The dashboard also shows information for antisocial behaviour, fixed penalty notices, pest control and legal summons, all of which is useful indicative data to understand how a private landlord is performing.
Why is this important?
The smart data lake in this specific proof shows that we can rapidly connect information and then visualise data. This means that for the first time we can help officers to target the right the properties, rather than manually trying to find out what’s going on. It also means that we can be proactive and stick to our promise to make Waltham Forest clean and safe for our residents.
We also know that we can update information direct to our back-office systems using the smart data lake. This means we can plug in apps, sensors, chatbots, AI and smart devices to create the beginnings of a ‘smart borough’ and then automate services. For example, we can use the data to power intelligent chatbots to provide information to residents without needing to have a face-to-face conversations, so that our officers can then focus on the residents who really need our help.
Information is essential for understanding our residents in ways we couldn’t do before. By plugging in our CRM system, we can gain insights into the needs of our customers and provide better services; for example, if we can identify that we have a university student living in the borough, then perhaps we can send them a welcome pack to help them make best use of our services. In fact, what we would love to do is to help that student stay in the borough and start a business when they finish their studies.
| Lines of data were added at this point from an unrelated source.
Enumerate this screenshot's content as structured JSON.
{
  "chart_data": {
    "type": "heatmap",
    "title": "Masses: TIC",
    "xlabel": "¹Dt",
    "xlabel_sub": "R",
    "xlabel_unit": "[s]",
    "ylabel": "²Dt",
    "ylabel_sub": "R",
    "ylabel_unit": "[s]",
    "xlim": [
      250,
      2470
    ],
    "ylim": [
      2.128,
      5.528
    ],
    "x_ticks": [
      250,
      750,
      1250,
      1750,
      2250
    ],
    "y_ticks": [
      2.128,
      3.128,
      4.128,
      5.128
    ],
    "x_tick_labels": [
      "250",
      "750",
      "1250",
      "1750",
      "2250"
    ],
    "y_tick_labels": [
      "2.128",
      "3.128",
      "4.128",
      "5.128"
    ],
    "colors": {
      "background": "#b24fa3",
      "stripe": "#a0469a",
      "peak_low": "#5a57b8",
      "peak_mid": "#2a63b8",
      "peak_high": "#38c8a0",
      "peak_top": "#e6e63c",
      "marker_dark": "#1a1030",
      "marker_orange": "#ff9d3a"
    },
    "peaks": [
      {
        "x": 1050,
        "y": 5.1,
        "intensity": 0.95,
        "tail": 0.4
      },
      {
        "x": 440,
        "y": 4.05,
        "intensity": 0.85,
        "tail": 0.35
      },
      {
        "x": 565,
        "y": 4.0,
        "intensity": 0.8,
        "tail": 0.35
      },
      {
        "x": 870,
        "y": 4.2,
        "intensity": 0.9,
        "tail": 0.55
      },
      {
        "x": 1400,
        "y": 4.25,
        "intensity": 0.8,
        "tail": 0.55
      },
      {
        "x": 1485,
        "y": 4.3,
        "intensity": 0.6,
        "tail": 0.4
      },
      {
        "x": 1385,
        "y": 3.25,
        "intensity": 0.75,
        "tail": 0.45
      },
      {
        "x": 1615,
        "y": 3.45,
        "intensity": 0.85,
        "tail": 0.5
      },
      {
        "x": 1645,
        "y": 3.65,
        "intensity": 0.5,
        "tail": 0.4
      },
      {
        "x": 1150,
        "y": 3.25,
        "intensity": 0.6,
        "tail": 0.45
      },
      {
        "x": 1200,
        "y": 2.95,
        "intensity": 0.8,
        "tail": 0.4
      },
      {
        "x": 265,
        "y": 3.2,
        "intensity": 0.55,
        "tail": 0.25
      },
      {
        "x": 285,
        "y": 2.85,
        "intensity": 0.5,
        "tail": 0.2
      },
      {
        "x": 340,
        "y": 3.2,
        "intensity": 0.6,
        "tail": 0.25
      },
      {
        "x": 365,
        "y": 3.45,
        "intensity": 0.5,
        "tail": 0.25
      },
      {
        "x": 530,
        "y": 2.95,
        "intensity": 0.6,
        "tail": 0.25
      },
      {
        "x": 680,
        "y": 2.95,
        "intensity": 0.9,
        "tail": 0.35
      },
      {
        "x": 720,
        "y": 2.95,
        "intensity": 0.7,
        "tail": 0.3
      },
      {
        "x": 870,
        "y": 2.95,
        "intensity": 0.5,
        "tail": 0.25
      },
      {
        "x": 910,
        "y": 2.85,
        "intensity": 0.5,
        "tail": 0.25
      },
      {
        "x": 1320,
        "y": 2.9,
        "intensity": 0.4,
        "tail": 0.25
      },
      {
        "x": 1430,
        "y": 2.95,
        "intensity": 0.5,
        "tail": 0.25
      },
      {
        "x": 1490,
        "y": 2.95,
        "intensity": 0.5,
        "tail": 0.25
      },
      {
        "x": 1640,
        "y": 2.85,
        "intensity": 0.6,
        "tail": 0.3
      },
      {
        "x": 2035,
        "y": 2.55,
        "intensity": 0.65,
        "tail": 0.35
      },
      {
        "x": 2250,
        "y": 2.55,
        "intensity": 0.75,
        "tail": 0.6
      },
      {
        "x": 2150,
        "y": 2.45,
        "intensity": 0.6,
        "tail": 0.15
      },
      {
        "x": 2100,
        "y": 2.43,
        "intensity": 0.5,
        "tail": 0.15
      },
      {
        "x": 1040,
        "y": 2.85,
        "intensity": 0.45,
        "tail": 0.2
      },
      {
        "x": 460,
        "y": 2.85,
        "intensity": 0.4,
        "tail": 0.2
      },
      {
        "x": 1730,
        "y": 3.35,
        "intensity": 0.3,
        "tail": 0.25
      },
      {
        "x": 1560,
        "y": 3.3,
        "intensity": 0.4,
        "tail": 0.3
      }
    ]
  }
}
Prevention is better than cure
Another way to think about how bringing data together can help our residents is in terms of prevention and intervention at the right time. If we can understand which families have children who end up in a gang, for example, perhaps we can work with our colleagues in the police and neighbouring councils to prevent our younger population from making bad choices in the first place and offer opportunities which really inspire them.
We want to continue to provide great services to our communities and, considering our very tight financial pressures, the only way to do that is by bringing our data together in order to provide a smarter way of delivering those services.
The smart data lake is a cornerstone for the future platform, and that is awesome.
Richard Holland is the assistant director of technology and innovation at Waltham Forest Council.